Want to get away from the classic bowl of hummus served with pita chips? Try something fancier and just as easy this year. I came across this picture on Whole Living this week and I had to try this combo and see if my favorite hummus recipe worked well!…and it does! I love the idea of slicing up cucumbers and pre-serving hummus on top. Talk about easy finger food! Once you try my recipe, you’ll make this a staple. The garnishing options are endless! I love kalamata olives or a tad of pesto on top of my hummus… but you can do so many variations, you’ll wow your guests!

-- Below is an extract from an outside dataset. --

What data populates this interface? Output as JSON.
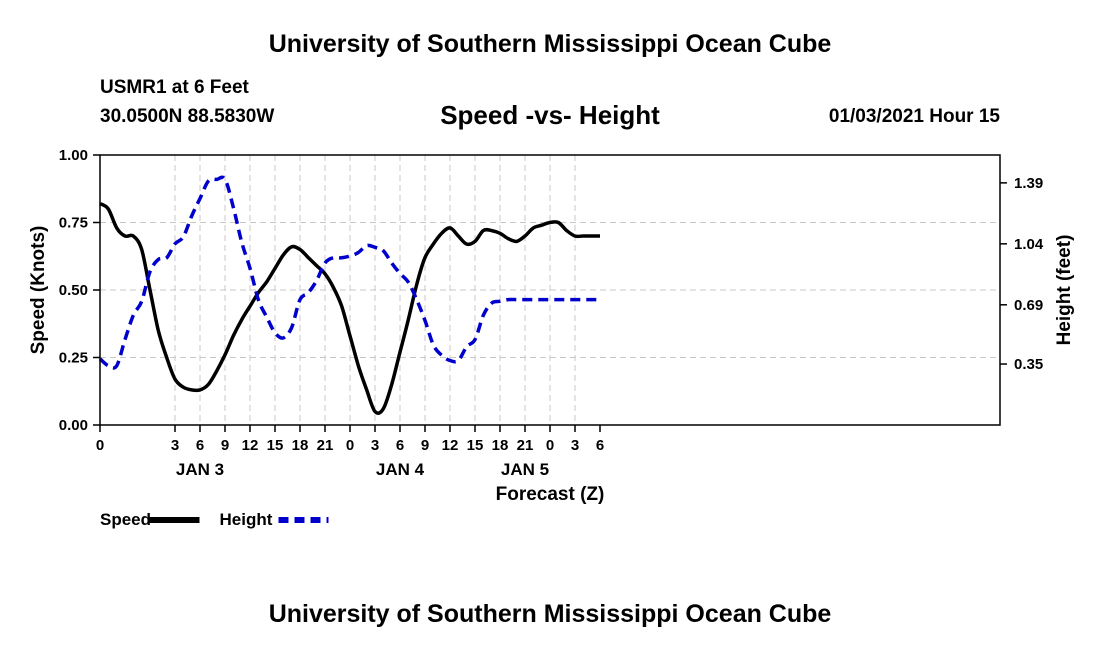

- 15 oz can chickpeas, drained and rinsed
- 3 TB Tahini
- 1 Garlic Clove
- 1/4 Cup extra virgin olive oil
- 1/2 tsp ground cumin
- Juice of 1 lemon
- 1/2 tsp salt
What you’ll need:
- Thyme leaves for garnish
- Coarse ground pepper
- English cucumbers 2-3 or more if you double recipe
- Roasted Red peppers, cut into small strips
- Kalamata Olives
- In a food processor, combine chickpeas, lemon juice, thyme, garlic, oil, and 1/4 cup water; process until smooth. Season with salt and pepper and process until combined.
- Dividing evenly, dollop chickpea puree onto cucumber slices, top with a roasted red pepper strip and thyme leaves. Serve immediately.